Finch C E, Laping N J, Morgan T E, Nichols N R, Pasinetti G M
Andrus Gerontology Center, Department of Biological Sciences, University of Southern California, Los Angeles 90089-0191.
J Cell Biochem. 1993 Dec;53(4):314-22. doi: 10.1002/jcb.240530408.
TGF-beta 1 mRNA and protein were recently found to increase in animal brains after experimental lesions that cause local deafferentation or neuron death. Elevations of TGF-beta 1 mRNA after lesions are prominent in microglia but are also observed in neurons and astrocytes. Moreover, TGF-beta 1 mRNA autoinduces its own mRNA in the brain. These responses provide models for studying the increases of TGF-beta 1 protein observed in beta A/amyloid-containing extracellular plaques of Alzheimer's disease (AD) and Down's syndrome (DS) and in brain cells of AIDS victims. Involvement of TGF-beta 1 in these human brain disorders is discussed in relation to the potent effects of TGF-beta 1 on wound healing and inflammatory responses in peripheral tissues. We hypothesize that TGF-beta 1 and possibly other TGF-beta peptides have organizing roles in responses to neurodegeneration and brain injury that are similar to those observed in non-neural tissues. Work from many laboratories has shown that activities of TGF-beta peptides on brain cells include chemotaxis, modification of extracellular matrix, and regulation of cytoskeletal gene expression and of neurotrophins. Similar activities of the TGF-beta's are well established in other tissues.

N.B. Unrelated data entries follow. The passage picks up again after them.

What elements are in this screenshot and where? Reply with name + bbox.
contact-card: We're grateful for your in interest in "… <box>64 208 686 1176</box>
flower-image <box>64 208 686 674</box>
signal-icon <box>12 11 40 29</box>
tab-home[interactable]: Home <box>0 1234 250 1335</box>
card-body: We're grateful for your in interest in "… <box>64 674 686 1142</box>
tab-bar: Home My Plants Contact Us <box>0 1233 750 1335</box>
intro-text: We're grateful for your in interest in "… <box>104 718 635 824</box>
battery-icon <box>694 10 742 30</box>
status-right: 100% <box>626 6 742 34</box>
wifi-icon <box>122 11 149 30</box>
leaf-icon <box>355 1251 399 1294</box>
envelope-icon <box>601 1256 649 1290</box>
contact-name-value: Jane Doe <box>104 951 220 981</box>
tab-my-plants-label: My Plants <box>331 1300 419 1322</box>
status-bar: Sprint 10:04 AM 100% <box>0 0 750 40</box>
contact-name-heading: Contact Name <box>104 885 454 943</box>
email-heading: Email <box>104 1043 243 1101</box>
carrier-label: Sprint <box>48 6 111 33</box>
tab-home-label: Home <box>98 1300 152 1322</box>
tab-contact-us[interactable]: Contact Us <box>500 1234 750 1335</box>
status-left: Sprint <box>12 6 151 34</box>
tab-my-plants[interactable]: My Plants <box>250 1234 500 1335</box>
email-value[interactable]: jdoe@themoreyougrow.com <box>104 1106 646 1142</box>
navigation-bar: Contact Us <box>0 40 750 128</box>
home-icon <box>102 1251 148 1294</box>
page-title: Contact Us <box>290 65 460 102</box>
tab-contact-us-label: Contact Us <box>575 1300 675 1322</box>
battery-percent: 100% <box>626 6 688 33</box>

最近发现,在导致局部去传入或神经元死亡的实验性损伤后,动物大脑中的转化生长因子β1(TGF-β1)信使核糖核酸(mRNA)和蛋白质会增加。损伤后TGF-β1 mRNA的升高在小胶质细胞中很明显,但在神经元和星形胶质细胞中也能观察到。此外,TGF-β1 mRNA在大脑中能自我诱导其自身的mRNA。这些反应为研究在阿尔茨海默病(AD)和唐氏综合征(DS)含β淀粉样蛋白的细胞外斑块以及艾滋病患者脑细胞中观察到的TGF-β1蛋白增加提供了模型。本文结合TGF-β1对周围组织伤口愈合和炎症反应的强大作用,讨论了TGF-β1在这些人类脑部疾病中的作用。我们假设TGF-β1以及可能的其他TGF-β肽在对神经退行性变和脑损伤的反应中具有组织作用,这与在非神经组织中观察到的作用类似。许多实验室的研究表明,TGF-β肽对脑细胞的作用包括趋化作用、细胞外基质的修饰以及细胞骨架基因表达和神经营养因子的调节。TGF-β在其他组织中也有类似的作用,这一点已得到充分证实。